Julie Cohen: Yes, I think the process of meeting the people in the film and so many others-- I was actually at an Interconnect and Intersex Support Group annual conference over the weekend, and just hearing so many people's varying stories about their bodies was just such a powerful reminder. We don't talk about it much as we're in this whole mode of trying to draw this very strict binary mode, but there are varieties of human existence that occur in all kinds of ways, including on gender. If everyone understood that more, if a parent understood that having an intersex baby was a possibility, just that step alone would be such a huge help so that when an intersex baby is born, it didn't become a medical crisis that everyone's first thought is like, "Oh, no, this is something that has to be fixed instantly," rather than like, "Wait, is there a medical, is there going to be a health problem, or is this just a variation, not what I was expecting," but that a child could live with happy, health, sexual, and otherwise.
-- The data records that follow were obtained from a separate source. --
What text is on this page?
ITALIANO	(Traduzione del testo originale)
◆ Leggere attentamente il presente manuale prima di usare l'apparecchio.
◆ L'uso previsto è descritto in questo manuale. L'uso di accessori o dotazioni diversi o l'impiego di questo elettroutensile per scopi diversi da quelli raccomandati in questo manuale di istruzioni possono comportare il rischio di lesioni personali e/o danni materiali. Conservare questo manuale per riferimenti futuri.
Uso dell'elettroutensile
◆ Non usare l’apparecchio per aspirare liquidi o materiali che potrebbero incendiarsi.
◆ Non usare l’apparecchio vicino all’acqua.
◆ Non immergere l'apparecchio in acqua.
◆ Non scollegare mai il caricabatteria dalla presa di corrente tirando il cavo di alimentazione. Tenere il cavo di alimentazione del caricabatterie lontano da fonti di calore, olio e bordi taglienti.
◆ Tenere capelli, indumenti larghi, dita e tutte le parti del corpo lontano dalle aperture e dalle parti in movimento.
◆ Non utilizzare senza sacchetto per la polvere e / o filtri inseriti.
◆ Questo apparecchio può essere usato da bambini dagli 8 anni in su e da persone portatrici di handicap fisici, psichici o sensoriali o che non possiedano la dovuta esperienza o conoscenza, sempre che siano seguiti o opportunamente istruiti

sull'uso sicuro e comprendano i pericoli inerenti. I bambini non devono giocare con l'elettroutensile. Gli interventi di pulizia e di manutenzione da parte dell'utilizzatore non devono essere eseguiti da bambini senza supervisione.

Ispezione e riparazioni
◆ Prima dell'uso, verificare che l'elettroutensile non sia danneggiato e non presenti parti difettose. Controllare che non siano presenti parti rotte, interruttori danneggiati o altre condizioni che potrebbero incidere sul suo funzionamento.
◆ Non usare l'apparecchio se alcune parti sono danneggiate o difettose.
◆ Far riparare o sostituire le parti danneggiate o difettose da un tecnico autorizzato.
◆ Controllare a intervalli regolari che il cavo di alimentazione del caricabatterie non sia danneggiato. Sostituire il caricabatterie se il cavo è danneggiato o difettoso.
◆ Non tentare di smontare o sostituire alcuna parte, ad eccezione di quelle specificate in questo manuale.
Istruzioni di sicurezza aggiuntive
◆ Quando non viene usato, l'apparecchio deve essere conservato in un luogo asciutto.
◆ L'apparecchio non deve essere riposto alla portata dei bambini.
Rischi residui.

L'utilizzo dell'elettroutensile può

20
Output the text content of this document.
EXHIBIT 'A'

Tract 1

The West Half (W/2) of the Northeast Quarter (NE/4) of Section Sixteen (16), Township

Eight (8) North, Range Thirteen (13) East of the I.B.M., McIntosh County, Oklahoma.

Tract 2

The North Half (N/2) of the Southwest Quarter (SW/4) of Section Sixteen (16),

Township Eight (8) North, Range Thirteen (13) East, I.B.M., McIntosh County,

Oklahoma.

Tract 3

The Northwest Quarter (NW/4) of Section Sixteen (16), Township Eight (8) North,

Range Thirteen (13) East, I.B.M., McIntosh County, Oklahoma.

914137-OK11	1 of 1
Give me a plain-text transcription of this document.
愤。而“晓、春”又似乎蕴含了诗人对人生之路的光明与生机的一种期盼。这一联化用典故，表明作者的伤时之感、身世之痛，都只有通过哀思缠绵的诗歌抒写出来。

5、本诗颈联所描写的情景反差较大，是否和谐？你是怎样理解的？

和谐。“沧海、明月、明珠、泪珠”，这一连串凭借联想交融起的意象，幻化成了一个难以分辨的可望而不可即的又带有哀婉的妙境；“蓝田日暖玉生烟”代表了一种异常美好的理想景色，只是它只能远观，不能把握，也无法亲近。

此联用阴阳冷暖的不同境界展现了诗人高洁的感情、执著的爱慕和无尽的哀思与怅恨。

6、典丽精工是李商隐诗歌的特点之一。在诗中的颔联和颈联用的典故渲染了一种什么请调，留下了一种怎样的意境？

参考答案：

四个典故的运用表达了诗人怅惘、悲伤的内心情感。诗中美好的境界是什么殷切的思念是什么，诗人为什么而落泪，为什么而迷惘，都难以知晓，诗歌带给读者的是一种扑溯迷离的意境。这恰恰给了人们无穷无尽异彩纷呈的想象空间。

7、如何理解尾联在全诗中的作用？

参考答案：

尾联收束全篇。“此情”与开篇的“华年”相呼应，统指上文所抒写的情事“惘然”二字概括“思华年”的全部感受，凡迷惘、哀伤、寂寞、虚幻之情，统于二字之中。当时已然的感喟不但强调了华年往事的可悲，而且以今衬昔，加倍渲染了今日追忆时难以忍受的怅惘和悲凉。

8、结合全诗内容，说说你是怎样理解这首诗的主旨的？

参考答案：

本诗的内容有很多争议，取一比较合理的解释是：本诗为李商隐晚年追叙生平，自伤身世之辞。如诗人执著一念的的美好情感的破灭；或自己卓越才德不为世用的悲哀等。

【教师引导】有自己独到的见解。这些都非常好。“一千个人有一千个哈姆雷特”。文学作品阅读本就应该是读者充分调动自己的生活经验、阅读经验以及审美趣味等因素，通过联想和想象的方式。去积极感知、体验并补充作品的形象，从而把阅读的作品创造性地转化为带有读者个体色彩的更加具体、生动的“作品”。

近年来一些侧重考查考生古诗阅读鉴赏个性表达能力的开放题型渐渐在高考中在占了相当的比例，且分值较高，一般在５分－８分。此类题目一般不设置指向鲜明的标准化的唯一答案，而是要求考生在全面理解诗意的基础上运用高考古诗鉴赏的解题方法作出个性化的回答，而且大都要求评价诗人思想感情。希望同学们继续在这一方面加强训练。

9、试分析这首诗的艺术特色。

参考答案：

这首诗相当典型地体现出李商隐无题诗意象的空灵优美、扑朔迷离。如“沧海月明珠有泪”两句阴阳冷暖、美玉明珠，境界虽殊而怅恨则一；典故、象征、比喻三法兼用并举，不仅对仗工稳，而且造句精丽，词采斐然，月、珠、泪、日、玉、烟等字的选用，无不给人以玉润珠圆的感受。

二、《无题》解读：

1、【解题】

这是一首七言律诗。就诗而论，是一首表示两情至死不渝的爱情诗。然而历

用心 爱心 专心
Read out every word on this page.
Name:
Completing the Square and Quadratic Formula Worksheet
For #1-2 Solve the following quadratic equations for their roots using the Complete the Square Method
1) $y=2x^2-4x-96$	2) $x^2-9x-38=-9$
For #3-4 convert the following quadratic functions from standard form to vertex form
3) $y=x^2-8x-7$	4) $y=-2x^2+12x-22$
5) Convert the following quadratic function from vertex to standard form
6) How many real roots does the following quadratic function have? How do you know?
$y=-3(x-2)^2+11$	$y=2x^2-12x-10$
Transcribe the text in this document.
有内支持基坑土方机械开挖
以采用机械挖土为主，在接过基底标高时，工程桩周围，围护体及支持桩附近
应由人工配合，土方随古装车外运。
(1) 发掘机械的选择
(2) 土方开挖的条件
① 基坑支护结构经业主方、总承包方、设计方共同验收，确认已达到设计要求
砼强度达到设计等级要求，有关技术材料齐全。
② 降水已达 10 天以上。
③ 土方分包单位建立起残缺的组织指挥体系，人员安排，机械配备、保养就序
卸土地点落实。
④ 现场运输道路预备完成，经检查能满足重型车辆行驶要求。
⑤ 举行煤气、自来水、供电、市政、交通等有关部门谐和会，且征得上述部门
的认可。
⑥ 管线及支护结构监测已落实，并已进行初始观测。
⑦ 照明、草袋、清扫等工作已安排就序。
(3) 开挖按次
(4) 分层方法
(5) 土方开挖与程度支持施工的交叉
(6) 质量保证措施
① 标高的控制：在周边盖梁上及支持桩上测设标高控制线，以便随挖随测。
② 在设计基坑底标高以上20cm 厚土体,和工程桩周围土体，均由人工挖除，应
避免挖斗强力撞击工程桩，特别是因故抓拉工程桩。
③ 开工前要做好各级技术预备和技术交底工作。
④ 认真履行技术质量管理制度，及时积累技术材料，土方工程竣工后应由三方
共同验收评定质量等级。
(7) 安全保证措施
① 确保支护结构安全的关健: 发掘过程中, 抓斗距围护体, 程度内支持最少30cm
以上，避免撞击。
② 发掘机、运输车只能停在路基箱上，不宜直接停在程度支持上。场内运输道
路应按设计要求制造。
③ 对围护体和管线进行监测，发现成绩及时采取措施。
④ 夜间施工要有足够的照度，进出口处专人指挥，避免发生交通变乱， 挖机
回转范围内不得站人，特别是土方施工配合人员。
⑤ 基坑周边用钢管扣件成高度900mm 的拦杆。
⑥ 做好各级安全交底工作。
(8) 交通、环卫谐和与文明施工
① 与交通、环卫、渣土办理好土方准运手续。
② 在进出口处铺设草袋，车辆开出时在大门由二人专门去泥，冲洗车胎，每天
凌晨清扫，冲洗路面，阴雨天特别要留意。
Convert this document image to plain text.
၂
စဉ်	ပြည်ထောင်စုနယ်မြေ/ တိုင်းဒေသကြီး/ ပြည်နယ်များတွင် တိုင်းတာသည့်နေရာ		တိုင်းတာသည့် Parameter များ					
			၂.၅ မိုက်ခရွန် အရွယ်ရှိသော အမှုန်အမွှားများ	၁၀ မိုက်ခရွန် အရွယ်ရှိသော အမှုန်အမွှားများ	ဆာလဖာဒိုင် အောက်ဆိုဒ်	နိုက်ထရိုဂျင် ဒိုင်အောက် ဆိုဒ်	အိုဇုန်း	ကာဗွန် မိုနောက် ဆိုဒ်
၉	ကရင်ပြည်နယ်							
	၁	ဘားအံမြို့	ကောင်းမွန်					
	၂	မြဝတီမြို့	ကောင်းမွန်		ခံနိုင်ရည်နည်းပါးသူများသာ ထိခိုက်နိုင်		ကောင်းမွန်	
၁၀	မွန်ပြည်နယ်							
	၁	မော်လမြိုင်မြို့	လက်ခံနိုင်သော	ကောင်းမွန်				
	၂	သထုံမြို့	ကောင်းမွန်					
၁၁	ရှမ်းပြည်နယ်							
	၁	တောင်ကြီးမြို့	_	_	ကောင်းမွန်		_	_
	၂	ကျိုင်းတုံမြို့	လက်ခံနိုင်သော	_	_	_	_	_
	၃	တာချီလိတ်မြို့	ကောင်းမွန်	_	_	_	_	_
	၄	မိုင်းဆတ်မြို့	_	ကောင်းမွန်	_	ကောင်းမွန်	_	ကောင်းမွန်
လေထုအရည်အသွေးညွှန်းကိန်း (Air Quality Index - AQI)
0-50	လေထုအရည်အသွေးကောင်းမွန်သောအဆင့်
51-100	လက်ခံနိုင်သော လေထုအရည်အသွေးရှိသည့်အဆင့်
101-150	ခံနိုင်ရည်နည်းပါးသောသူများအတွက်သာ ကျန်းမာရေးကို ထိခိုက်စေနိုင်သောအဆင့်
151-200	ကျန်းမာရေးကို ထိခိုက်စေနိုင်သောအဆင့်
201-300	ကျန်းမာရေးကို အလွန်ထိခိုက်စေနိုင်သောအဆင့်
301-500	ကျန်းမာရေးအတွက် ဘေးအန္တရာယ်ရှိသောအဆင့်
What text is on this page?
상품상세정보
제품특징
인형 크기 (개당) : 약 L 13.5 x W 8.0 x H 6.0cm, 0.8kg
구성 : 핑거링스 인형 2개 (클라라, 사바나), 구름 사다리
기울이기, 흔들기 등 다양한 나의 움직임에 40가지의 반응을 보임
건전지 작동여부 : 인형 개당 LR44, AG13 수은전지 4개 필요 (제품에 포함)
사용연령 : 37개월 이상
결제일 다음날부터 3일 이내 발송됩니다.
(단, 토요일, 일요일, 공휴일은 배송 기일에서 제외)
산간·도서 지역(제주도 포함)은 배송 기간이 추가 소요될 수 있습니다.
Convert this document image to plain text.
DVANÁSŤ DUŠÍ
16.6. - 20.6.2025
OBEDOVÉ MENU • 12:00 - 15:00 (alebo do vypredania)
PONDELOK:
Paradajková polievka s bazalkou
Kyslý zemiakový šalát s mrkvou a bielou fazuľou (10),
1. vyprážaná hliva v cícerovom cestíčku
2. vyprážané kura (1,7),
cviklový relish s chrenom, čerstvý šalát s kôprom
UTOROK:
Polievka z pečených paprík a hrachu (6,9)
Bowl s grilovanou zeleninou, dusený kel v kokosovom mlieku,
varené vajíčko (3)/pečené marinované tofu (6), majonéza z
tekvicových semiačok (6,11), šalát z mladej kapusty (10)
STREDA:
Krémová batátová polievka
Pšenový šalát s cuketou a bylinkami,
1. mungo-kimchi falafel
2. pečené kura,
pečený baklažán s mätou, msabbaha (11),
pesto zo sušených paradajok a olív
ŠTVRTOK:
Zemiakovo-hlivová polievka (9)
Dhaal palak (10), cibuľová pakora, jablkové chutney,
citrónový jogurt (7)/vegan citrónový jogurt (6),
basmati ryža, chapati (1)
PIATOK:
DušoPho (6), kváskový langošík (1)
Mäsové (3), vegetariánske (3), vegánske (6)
Just the understanding that there's more variety, to me, seems like it would be a great thing.
Brian Lehrer: Academy Award-nominated filmmaker, Julie Cohen, director of the film Every Body, and Sean Saifa Wall, speaker, researcher, activist, and one of three intersex people who share some of their stories in the film. Congratulations to both of you on the documentary, and thank you so much for joining us.
Sean Saifa Wall: Thank you so much for having us.